Деревья дрались и истекали кровью – на закате, а может быть, на рассвете, кто знает…
И только когда они стали выдергивать друг друга из земли с корнем, только когда она поняла, что они уже не дерутся, а убивают, ей захотелось кричать – и она изо всех сил напрягла горло для крика, и проснулась, невнятно и беспомощно ойкнув.

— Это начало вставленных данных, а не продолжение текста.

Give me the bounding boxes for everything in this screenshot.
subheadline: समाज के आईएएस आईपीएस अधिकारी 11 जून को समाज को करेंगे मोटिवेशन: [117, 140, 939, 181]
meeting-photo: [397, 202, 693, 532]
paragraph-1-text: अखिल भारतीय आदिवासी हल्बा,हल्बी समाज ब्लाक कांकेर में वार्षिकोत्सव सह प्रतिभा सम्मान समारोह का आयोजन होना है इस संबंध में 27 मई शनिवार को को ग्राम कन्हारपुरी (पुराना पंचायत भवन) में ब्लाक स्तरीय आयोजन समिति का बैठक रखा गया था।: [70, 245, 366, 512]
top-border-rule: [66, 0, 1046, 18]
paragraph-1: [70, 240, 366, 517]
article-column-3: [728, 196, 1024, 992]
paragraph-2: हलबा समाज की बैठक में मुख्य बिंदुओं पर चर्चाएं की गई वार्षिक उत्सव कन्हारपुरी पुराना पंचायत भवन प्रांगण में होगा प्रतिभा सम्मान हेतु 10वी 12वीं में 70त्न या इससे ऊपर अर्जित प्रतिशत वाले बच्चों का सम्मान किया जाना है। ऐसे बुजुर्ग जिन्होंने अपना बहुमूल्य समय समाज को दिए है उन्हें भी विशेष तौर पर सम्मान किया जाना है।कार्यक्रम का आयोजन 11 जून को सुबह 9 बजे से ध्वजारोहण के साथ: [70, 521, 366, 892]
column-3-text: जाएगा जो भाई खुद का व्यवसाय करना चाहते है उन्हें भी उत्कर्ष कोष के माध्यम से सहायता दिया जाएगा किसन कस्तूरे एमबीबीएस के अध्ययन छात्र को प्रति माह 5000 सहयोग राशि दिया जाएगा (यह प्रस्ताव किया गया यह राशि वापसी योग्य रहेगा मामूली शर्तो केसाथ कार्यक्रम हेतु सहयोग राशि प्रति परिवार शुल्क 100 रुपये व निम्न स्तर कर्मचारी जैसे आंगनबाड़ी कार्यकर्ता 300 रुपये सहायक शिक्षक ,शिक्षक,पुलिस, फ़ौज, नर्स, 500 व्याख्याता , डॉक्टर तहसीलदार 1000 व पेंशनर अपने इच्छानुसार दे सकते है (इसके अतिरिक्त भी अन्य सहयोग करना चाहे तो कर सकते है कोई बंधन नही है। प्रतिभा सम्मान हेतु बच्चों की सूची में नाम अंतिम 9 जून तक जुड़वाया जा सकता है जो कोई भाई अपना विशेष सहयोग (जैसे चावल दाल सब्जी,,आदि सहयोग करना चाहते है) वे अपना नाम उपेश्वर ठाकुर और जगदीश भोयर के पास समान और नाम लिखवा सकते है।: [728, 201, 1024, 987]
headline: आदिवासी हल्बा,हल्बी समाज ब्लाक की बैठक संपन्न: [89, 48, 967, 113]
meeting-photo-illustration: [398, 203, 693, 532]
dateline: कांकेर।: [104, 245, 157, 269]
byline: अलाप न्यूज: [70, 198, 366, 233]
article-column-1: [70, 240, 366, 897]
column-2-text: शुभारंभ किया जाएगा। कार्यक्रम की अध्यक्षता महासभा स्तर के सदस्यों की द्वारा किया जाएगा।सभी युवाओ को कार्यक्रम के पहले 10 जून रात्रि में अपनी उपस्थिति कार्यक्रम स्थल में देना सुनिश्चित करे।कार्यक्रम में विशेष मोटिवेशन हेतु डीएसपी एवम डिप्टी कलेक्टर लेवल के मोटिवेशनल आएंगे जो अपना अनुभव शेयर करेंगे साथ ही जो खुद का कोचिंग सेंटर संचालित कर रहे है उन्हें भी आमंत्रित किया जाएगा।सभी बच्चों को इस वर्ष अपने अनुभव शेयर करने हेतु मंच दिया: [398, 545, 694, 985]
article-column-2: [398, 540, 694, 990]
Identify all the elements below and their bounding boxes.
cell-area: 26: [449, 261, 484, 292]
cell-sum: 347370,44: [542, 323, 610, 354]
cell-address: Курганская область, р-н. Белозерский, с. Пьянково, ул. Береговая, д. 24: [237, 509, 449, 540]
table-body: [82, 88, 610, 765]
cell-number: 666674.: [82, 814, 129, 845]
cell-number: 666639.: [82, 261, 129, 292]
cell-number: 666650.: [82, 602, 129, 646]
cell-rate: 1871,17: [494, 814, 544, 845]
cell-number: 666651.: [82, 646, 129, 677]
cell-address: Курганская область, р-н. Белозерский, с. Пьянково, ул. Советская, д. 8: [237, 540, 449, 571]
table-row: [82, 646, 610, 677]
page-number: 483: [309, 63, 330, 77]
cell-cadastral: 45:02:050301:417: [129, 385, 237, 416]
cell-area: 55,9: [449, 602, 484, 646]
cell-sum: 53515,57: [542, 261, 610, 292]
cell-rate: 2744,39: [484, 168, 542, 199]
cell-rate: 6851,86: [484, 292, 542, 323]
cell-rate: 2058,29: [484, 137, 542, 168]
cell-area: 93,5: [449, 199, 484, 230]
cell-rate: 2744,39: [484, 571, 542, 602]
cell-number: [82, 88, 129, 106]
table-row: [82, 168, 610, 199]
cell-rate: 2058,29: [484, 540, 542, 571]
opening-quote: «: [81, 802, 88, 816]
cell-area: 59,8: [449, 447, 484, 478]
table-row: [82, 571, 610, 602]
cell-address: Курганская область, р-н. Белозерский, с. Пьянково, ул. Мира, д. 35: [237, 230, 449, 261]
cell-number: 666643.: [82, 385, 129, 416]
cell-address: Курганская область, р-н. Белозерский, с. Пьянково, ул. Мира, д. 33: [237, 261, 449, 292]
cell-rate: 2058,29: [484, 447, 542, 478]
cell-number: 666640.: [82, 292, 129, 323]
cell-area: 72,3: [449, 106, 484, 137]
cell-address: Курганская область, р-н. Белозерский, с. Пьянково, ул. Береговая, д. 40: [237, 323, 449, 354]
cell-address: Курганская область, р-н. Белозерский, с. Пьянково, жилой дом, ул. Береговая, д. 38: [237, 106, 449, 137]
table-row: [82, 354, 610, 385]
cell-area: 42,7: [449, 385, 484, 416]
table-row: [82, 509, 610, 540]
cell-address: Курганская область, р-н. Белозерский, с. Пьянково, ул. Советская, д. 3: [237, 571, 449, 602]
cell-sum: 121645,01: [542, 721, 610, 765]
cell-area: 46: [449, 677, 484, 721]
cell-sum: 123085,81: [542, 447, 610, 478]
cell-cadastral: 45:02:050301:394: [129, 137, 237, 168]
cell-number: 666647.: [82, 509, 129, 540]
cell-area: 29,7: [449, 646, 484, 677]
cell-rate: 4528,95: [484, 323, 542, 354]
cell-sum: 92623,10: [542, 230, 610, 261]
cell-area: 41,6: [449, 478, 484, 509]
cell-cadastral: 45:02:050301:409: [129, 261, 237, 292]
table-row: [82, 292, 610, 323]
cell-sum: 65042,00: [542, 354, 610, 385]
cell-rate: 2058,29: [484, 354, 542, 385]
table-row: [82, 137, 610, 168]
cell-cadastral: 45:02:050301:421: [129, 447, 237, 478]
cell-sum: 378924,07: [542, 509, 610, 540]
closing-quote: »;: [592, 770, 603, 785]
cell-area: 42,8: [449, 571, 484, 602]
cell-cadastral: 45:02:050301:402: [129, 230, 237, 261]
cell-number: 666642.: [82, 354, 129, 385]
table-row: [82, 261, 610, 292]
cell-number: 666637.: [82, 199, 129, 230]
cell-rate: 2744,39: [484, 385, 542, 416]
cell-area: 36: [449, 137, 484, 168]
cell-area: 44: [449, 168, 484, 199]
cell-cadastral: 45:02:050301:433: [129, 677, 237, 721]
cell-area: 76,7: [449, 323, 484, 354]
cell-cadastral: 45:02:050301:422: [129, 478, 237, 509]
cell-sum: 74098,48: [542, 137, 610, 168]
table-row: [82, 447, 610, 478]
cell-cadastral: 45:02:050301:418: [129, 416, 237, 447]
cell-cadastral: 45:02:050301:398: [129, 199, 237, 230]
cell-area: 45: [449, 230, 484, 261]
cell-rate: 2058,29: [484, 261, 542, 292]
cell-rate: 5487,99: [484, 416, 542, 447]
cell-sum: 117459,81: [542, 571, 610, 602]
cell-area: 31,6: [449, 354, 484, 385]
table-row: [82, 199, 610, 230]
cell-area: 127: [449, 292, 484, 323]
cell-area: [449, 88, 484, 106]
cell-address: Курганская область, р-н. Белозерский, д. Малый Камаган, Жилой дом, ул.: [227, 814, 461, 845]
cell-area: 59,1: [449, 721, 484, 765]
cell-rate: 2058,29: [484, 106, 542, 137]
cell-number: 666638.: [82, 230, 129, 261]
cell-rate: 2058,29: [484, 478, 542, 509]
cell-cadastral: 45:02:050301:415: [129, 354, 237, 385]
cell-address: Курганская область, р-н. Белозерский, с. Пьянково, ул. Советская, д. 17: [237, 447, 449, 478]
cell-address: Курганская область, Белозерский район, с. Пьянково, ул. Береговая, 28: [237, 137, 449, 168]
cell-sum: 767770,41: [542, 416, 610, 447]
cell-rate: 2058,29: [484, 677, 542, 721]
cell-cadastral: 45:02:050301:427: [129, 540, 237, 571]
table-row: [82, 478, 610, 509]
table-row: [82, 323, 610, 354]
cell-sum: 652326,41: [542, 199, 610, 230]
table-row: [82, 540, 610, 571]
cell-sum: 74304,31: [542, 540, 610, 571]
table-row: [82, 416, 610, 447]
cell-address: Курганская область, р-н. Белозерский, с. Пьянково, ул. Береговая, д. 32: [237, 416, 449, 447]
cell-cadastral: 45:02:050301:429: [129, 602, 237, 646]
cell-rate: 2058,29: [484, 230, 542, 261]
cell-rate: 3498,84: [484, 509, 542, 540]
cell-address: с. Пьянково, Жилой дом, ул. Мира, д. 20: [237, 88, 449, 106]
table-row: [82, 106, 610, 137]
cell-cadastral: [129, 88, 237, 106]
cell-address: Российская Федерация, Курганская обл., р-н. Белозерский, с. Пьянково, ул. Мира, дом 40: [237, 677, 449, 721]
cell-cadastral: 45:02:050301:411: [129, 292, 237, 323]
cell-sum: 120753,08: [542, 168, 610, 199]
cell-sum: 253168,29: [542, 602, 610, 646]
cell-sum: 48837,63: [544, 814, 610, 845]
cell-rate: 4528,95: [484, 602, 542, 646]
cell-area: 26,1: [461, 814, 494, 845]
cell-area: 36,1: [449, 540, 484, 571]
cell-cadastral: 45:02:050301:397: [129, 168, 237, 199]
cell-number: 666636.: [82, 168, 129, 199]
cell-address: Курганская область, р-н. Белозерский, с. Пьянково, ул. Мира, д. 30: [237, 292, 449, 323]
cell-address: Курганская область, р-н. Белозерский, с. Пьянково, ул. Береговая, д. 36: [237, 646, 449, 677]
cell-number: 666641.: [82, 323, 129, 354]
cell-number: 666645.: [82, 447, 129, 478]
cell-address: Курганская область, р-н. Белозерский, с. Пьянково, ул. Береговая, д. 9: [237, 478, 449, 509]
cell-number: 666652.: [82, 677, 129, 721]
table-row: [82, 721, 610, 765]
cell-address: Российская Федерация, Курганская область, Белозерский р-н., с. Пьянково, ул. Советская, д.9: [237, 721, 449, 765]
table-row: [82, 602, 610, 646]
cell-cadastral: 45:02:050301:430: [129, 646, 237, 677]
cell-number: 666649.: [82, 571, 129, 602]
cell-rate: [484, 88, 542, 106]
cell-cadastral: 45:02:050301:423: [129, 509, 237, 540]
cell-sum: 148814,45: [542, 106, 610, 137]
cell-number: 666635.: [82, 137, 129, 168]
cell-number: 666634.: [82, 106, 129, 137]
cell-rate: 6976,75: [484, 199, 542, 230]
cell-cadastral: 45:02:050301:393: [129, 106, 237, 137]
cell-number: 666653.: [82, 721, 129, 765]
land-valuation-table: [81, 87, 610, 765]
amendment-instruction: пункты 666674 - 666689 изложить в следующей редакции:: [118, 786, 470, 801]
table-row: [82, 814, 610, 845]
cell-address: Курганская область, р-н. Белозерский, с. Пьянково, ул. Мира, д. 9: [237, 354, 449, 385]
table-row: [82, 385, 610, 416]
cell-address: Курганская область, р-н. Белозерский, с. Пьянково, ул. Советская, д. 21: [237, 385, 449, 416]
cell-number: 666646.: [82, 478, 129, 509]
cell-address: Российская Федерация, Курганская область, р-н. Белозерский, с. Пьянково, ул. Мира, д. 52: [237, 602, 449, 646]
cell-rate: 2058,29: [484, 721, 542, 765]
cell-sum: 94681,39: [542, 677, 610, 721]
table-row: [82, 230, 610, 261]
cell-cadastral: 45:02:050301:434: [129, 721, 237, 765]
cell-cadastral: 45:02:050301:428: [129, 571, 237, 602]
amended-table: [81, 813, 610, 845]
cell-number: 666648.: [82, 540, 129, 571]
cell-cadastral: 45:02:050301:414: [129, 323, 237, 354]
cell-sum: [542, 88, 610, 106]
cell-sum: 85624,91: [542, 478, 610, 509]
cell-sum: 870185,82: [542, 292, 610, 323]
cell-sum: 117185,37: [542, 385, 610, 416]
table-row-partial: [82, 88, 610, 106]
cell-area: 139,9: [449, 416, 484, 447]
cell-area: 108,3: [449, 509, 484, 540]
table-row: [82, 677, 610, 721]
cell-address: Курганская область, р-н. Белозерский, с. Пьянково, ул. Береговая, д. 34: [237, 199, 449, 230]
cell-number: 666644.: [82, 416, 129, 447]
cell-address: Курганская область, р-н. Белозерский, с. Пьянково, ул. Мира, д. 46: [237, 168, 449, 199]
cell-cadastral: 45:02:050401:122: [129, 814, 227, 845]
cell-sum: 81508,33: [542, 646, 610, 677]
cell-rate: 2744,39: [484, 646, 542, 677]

Ирочка села на кровати, тщетно пытаясь ухватить, удержать в голове стремительно тающие ошметки какого-то неприятного сна. Посмотрела на часы и тихо чертыхнулась: можно было еще спать и спать… Всего только пять вечера.
Она вернулась после ночной смены утром, с тягучей головной болью. Полдня занималась в полудреме какими-то ненужными маленькими делами, потому что настолько устала, что не могла заставить себя принять душ и улечься; наконец легла, без всякого душа, около трех и провалилась в гудящую глубокую пустоту. И вот, проснулась всего через два часа. Спать больше не хотелось. Вернее – хотелось, но было как-то совсем очевидно, что теперь уже не получится. Обидно.
Ирочка медленно встала на ноги, чувствуя, как густой ртутью разливается в области затылка боль – недобитая и даже, наоборот, раздраженная коротким двухчасовым отдыхом. Шаркая тапочками, она зашла на кухню, откопала в ящике с лекарствами анальгин и выпила пару таблеток. На языке остался противный горький привкус. Она закурила – и стало еще противнее.